Two decades earlier, both had been pupils in the exclusive Q school system, a hothouse for the brightest or wealthiest children. Narrated by the sister of one of the victims, who also includes their diaries and the testimony of the man accused of the crimes, Grotesque is more interested in dissecting the reasons why these privileged girls decided to enter the skin trade than in getting to the bottom of ‘whodunnit’ and ‘whydunnit’.
Of the two, Yuriko’s motivation seems the most straightforward. Uncannily beautiful, she draws the attention of almost all men from an early age. After her first experience of sex, she realises that this is what she wants; revelling in her lasciviousness, she seduces her guardian, then – with the help of a professor’s son – sets herself up as a prostitute at school. This becomes her life, despising men but loving sex, knowing and accepting that at some point she will be murdered.
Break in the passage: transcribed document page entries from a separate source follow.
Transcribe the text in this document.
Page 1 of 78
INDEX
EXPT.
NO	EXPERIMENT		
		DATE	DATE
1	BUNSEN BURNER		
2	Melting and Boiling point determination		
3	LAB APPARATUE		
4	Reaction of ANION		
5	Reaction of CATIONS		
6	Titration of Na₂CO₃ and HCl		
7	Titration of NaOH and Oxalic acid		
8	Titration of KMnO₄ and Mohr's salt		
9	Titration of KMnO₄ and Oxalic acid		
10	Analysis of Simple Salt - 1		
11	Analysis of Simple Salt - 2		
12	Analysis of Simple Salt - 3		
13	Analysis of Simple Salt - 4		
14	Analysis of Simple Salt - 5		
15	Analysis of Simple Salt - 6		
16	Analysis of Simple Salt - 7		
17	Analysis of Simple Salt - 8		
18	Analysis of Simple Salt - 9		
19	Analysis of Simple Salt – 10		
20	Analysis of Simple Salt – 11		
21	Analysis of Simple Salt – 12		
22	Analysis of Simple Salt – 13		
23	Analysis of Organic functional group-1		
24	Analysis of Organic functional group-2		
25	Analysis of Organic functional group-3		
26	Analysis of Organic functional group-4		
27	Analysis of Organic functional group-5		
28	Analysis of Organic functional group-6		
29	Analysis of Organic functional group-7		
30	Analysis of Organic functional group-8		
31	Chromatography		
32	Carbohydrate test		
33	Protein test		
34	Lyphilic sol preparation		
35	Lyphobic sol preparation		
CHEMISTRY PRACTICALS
Kazue is a different, and more complex, character. Desperate to succeed at school, and pushed relentlessly by a miserly father who orders his household hierarchically, she is shunned by the inner elite at the Q high school. Kazue is convinced that she can overcome all hurdles if she just tries hard enough, but time and gain she puts her foot wrong and lays herself open to bullying, even by those that she considers to be her friends.
Kazue succeeds academically, and gets herself a good job after university, but even here her overinflated sense of self-worth is challenged and mocked by her colleagues, and again she is spurned. Drawn into the twilight world of prostitution as an escape from this daily grind, Kazue’s final degradations begin.
At the pulsing centre of Grotesque, however, sits the narrator (whose name is only mentioned once). Self-confessedly plain, we learn of the hatred she has always harboured for her beautiful sister; she tells us how much she scorned Kazue’s pitiful weakness, and how much she enjoyed lying to her for pleasure. Abhorred by their descent into prostitution, she vows to remain a virgin all her life.
Such vitriolic hatred is hard to swallow over 450 pages, but nagging doubts hover over her testimony: Can she really hate her own sister so vehemently? Is she merely jealous? Is she telling the complete truth? Has she adulterated Yuriko and Kazue’s diaries for our consumption? She accuses both of being monsters, but is she, in fact, the real monster?
Kirino lets us decide, but she is less ambiguous about the pressures Japanese society places upon its individuals to succeed – and the terrible price of failure. All her characters are damaged and, for the most part, unlikeable, but what made them that way?
The older generation may still adhere to strict codes of behaviour – codes that relegate women (and especially mothers) to lowly, almost servile, positions, but which also demand the acceptance of blame for transgressions – but the young, meanwhile, are drifting towards a looser, anarchical way of living, bringing pressures of a different kind to bear.
Like Kirino’s last book, the gruesome thriller Out, Grotesque is scathing about the way women are treated in Japan. But whereas the women in Out banded together initially to help each other, here there is no camaraderie; only rivalry and hatred. This is a bleak scenario, and makes for a bleak novel, but it is hard to ignore the power of Kirino’s writing and the conviction of her vision.